The parish School Board oversees the second-largest public school district in Louisiana. Prior to Saturday, seven incumbents were re-elected and one incumbent, Kenyetta Nelson-Smith, was defeated by Lanus’ friend and fellow educator, Tramelle Howard. Many of the groups spending money on behalf of Lanus also spent money on behalf of Howard.

District 2 is in north Baton Rouge, mostly east of Plank Road, snaking between Baker and Central, and taking up the northeast corner of the parish. Seventy percent the district's more than 26,000 registered voters are Democrats, and almost 80 percent are black.

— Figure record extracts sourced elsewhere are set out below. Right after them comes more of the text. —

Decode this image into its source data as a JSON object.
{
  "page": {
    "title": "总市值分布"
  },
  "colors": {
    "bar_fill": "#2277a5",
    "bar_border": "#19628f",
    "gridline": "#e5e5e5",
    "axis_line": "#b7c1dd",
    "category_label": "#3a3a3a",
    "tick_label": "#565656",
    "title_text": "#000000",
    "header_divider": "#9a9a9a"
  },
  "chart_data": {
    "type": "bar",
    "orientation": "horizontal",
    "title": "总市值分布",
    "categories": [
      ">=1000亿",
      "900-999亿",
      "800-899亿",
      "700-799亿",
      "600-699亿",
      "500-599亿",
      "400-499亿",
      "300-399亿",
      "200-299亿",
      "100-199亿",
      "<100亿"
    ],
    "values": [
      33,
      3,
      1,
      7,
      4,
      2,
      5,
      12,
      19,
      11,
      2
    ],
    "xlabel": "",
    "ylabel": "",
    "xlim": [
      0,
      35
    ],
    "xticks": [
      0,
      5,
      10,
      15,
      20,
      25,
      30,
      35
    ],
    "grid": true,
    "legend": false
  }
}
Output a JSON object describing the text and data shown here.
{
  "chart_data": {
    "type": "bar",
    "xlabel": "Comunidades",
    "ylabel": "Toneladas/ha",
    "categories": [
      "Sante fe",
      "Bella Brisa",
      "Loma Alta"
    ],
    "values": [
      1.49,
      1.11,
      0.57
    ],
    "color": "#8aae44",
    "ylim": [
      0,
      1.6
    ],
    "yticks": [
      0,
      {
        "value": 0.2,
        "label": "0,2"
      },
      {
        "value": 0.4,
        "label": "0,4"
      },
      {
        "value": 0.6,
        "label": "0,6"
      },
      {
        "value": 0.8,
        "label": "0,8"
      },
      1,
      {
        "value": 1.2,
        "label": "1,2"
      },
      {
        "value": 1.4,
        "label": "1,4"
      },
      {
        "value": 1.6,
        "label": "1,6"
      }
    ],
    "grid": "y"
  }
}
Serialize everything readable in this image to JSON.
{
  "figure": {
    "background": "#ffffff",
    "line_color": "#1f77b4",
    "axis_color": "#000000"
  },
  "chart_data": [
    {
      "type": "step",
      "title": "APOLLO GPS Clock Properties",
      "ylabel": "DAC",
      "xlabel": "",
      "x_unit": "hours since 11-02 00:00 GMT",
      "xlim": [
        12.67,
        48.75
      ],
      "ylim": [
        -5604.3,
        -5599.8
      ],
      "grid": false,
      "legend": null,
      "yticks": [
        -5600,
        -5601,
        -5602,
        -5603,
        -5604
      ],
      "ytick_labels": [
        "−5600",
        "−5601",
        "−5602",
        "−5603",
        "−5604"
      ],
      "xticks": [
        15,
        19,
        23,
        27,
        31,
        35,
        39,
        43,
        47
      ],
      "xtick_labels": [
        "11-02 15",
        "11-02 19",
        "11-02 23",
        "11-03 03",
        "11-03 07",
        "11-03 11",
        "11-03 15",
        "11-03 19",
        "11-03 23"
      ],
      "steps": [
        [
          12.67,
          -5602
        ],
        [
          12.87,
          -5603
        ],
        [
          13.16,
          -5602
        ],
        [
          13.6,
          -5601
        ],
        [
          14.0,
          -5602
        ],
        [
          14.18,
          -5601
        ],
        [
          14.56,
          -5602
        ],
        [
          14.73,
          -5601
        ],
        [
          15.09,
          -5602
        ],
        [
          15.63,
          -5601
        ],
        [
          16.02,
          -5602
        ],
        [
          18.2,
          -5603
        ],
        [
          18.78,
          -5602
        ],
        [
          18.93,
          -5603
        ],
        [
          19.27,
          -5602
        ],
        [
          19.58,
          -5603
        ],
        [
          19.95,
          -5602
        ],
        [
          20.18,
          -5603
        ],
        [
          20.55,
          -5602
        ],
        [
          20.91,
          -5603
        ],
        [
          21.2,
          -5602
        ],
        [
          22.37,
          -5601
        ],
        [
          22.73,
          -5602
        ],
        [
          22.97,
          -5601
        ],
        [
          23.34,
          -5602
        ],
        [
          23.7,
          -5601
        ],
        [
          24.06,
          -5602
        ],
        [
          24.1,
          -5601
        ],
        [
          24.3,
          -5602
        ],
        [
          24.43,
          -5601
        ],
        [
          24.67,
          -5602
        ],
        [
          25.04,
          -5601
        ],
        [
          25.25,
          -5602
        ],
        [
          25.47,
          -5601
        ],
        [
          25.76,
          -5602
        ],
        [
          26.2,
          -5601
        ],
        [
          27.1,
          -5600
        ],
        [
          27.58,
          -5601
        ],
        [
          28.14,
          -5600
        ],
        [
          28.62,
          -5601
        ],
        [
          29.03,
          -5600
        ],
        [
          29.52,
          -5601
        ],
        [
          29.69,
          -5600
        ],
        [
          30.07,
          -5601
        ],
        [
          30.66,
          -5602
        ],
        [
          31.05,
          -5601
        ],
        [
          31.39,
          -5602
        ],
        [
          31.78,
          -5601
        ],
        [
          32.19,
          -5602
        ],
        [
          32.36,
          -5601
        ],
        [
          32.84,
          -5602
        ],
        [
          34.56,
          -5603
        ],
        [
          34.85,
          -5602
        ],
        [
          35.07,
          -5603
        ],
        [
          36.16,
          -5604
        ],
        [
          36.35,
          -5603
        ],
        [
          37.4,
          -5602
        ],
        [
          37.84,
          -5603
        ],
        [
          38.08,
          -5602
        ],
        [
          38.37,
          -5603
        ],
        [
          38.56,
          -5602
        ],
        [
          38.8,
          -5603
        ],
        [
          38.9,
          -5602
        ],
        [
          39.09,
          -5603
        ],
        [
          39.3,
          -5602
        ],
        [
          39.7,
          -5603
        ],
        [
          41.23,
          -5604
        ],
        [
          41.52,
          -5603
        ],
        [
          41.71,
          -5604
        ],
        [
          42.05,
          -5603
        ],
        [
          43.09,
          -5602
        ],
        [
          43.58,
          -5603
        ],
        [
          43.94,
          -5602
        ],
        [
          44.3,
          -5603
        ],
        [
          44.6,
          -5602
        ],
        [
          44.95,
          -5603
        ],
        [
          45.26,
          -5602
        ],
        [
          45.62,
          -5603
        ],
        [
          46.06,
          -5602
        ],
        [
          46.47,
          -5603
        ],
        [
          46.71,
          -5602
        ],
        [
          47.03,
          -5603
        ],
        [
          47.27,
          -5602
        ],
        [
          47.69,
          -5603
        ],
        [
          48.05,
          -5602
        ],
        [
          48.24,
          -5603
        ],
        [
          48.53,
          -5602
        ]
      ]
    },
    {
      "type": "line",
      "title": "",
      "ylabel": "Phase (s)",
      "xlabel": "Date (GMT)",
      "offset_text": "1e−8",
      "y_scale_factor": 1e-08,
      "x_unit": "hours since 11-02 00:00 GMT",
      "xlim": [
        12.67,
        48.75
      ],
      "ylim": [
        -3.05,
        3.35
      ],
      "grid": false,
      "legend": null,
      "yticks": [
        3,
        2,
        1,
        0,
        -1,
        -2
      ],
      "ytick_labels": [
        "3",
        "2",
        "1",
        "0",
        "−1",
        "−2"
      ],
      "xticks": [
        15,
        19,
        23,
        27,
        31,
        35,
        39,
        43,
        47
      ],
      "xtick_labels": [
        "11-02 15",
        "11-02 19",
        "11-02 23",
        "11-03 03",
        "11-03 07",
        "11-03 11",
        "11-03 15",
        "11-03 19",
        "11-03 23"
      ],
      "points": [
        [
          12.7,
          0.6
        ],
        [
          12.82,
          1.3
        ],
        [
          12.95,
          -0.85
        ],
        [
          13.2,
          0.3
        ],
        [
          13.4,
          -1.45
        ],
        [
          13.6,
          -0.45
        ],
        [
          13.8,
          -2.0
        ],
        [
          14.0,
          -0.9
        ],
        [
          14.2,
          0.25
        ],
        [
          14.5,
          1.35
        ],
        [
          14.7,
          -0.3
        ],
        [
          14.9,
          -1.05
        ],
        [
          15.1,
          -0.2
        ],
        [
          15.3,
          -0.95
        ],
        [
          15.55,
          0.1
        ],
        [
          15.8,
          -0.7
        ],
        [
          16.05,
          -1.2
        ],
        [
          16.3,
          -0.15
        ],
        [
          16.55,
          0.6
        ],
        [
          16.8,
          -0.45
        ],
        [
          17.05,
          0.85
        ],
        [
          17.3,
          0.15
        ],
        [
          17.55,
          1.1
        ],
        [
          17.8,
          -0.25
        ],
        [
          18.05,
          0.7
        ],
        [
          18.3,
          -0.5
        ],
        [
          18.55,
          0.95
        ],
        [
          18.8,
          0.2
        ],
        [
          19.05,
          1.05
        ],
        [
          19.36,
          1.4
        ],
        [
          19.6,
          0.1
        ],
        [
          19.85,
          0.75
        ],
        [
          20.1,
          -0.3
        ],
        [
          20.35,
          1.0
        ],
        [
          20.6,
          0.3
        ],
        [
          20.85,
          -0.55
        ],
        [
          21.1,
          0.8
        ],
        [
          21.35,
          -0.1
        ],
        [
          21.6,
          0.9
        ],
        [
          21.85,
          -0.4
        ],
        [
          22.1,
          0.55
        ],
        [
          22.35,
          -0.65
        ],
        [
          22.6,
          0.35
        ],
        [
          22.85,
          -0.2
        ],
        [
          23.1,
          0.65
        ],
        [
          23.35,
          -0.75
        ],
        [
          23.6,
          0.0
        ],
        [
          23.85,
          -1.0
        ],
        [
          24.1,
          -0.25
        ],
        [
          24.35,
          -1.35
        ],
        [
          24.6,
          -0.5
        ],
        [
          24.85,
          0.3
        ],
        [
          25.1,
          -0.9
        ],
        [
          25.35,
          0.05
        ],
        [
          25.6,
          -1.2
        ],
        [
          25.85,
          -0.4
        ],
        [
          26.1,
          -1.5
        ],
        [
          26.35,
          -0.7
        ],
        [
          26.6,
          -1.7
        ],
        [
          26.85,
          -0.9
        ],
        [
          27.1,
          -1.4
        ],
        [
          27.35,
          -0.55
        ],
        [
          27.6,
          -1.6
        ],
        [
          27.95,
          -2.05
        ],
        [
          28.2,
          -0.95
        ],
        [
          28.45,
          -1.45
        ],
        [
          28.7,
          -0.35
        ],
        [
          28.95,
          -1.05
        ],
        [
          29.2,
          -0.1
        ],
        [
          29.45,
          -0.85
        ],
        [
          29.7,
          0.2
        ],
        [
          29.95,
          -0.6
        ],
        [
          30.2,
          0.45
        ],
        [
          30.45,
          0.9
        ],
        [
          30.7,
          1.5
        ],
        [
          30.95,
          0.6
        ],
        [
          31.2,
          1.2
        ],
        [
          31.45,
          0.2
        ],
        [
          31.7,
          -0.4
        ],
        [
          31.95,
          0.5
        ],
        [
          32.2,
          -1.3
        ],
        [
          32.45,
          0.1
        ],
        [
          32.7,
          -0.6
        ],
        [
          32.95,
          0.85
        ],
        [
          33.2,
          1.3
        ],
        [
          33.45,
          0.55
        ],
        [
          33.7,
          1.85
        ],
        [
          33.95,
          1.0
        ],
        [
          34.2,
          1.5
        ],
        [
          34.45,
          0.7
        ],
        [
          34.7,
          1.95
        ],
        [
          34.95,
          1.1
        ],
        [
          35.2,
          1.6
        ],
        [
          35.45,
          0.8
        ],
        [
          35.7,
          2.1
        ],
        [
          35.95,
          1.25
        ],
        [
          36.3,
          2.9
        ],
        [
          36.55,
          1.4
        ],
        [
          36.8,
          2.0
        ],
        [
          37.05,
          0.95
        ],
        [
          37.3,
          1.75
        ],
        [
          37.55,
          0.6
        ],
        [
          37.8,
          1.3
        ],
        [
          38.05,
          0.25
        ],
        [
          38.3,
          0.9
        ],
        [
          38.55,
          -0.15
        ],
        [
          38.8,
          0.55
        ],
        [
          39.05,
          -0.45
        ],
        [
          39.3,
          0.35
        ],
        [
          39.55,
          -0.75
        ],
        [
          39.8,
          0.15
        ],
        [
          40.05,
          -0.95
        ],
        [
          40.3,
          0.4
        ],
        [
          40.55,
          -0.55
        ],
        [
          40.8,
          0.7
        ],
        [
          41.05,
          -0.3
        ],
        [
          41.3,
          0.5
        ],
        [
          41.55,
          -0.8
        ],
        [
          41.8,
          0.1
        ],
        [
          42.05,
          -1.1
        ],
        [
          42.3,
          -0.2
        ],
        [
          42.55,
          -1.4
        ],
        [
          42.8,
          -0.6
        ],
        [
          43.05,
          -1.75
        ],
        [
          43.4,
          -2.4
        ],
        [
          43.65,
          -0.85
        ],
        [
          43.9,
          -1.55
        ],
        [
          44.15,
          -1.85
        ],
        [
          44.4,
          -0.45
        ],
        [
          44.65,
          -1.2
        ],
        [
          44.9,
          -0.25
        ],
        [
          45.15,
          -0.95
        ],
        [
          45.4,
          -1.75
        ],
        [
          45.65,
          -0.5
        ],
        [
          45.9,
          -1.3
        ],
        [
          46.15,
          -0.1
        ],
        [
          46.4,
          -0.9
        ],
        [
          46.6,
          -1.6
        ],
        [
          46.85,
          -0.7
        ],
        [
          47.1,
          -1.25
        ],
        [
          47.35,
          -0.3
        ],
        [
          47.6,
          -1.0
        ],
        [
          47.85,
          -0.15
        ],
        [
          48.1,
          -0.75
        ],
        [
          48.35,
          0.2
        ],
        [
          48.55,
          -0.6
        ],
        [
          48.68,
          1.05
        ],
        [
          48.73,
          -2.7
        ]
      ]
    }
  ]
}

Lanus, a teacher in local charter schools who now works as an educational consultant, grew up in north Baton Rouge, graduating from Glen Oaks High and Southern University. He has relentlessly criticized Lee for not doing enough to turn around the low-performing schools in District 2. He said he would hold regular town halls to zero in on the problem and convene a community advisory panel to guide his decisions.

Lanus also had promised to forgo the $800-a-month salary and use the money on scholarships for District 2 high school graduates.

Lee grew up in St. Helena Parish but has lived in Baton Rouge most of her life. Her four children all went to public schools in Baton Rouge. Lee’s attacked the grades and negative labels the state attaches to many north Baton Rouge schools, saying they miss many good things occurring in those schools.

Lee, who spent decades in the classroom, is currently supervisor of child welfare and attendance for City of Baker public schools. Throughout the campaign, she has trumpeted her 39 years of experience in public education, comparing it to the more limited experience of Lanus.

A third candidate in the race, Joycelyn Hall, who earned 21 percent of the vote on Nov. 6, endorsed Lee.